Jour des Morts : la provocation de l’ADMD

La dernière lubie de l’ADMD, l’association pour le droit à mourir dans la dignité – qu’on pourrait rebaptiser l’association pour le droit au laisser mourir ou au suicide assisté? Faire du 2 novembre, jour où traditionnellement, on célèbre nos morts,  une journée mondiale pour la légalisation de l’euthanasie. Stupéfiant!

Comme l’alliance pour les droits de la vie (ADV) le fait remarquer, on peut parler de cette démarche non seulement comme une provocation – l’association en est habituée, elle qui ne fonctionne que par la stratégie du coup médiatique – mais de façon plus forte, comme d’une quasi-profanation. Quand on en est arrivé à ce niveau, c’est peut-être qu’on n’a plus d’arguments : s’il faut être dans le trash pour faire parler de soi et véhiculer son message, c’est très triste.

Le 2 novembre, dans la tradition catholique, et donc fatalement, nationale, c’est une date où on se recueille, où on essaie tant bien que mal d’honorer ses morts, et Dieu sait si pour beaucoup de gens, il s’agit d’une journée difficile à vivre. Comme dit l’ADV, ce n’est sûrement pas le bon moment pour introduire la « revendication » et le « ressentiment ». Voire la polémique. Surtout sur un sujet aussi délicat, sur lequel on a du mal à discuter sereinement, et qui nécessite une réflexion qui sorte un peu du manichéisme auquel nous a habitués l’association présidée par Jean-Luc Romero.

A l’instar de Jean Leonetti, dont la mission approche de son terme (ce qui peut expliquer la colère de l’ADMD), je pense que « le « prendre soin » est la véritable attitude de modernité ». Et que l’urgence, aujourd’hui, est de développer les soins palliatifs. Il s’agit d’une solution d’espoir, contrairement à l’euthanasie, qui est un aveu d’échec consistant à dire ou penser que la mort est la seule solution face à la souffrance. A-t-on, franchement, tout tenté à ce niveau? J’en doute.

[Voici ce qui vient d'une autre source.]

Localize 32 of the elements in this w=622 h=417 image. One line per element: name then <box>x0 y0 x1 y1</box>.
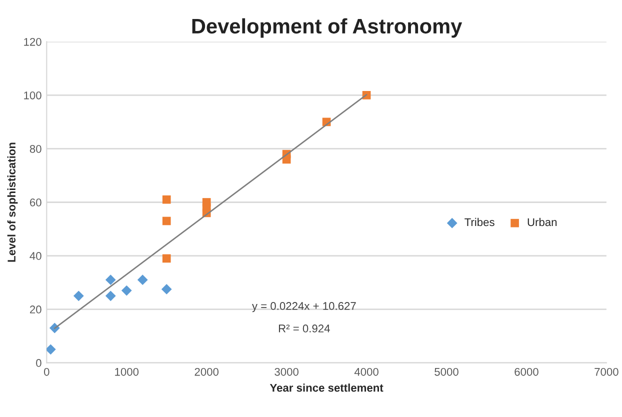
chart-title: Development of Astronomy <box>192 18 462 38</box>
point <box>162 195 171 204</box>
y-tick-label: 100 <box>24 91 42 100</box>
annotation: R² = 0.924 <box>278 324 330 332</box>
y-tick-label: 20 <box>30 306 42 314</box>
x-tick-label: 3000 <box>274 368 298 376</box>
point <box>105 290 116 302</box>
x-tick-label: 4000 <box>354 368 378 376</box>
x-tick-label: 2000 <box>194 368 219 376</box>
x-tick-label: 6000 <box>514 368 538 376</box>
point <box>46 344 56 355</box>
x-tick-label: 7000 <box>594 368 618 376</box>
point <box>161 284 172 294</box>
annotation: y = 0.0224x + 10.627 <box>252 302 356 312</box>
point <box>162 254 171 263</box>
x-tick-label: 0 <box>44 368 50 376</box>
point <box>121 285 132 296</box>
point <box>73 290 84 302</box>
legend-label: Urban <box>528 218 557 226</box>
x-tick-label: 5000 <box>434 368 458 376</box>
point <box>137 274 148 286</box>
point <box>162 216 171 226</box>
y-tick-label: 0 <box>36 359 42 367</box>
y-axis-title: Level of sophistication <box>7 142 18 262</box>
x-tick-label: 1000 <box>115 368 139 376</box>
legend-label: Tribes <box>464 218 494 226</box>
y-tick-label: 120 <box>24 38 42 46</box>
y-tick-label: 60 <box>30 198 42 206</box>
y-tick-label: 40 <box>30 252 42 260</box>
y-tick-label: 80 <box>30 144 42 153</box>
point <box>105 274 116 286</box>
x-axis-title: Year since settlement <box>270 384 384 392</box>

Jean Leonetti effectue d’ailleurs une séparation nette (contrairement à l’ADMD qui introduit volontairement la confusion entre les deux notions) entre les malades en fin de vie, qui n’ont plus d’espoir et dont les jours sont comptés, et les malades incurables dont la mort n’est pas d’actualité. Dans la première hypothèse, dit-il, la fameuse loi du 22 avril 2005 « répond à quasiment toutes les situations ». Dans la seconde, « la personne peut se suicider, c’est un « droit liberté », mais pas un « droit créance » vis-à-vis de la société. En d’autres termes, la société n’a pas à assumer ce geste pour elle ».

Dominique Quinio, éditorialiste à La Croix, résume très bien au final l’alternative qui s’offre à nous, et qu’il ne faut pas perdre de vue dans ce débat : « Veut-on une société individualiste où chacun disposerait d’un droit à tout maîtriser de la vie, de la naissance à la mort et où le devoir de la collectivité serait de leur permettre d’exercer cette succession de droits ? Ou bien veut-on une société solidaire où la communauté humaine se donne pour mission d’accompagner, de soutenir, de soigner les plus faibles, avec le souci de leur dignité et de leur bien-être, sans croire, ou surtout sans leur laisser croire, que la seule solution serait la mort ? »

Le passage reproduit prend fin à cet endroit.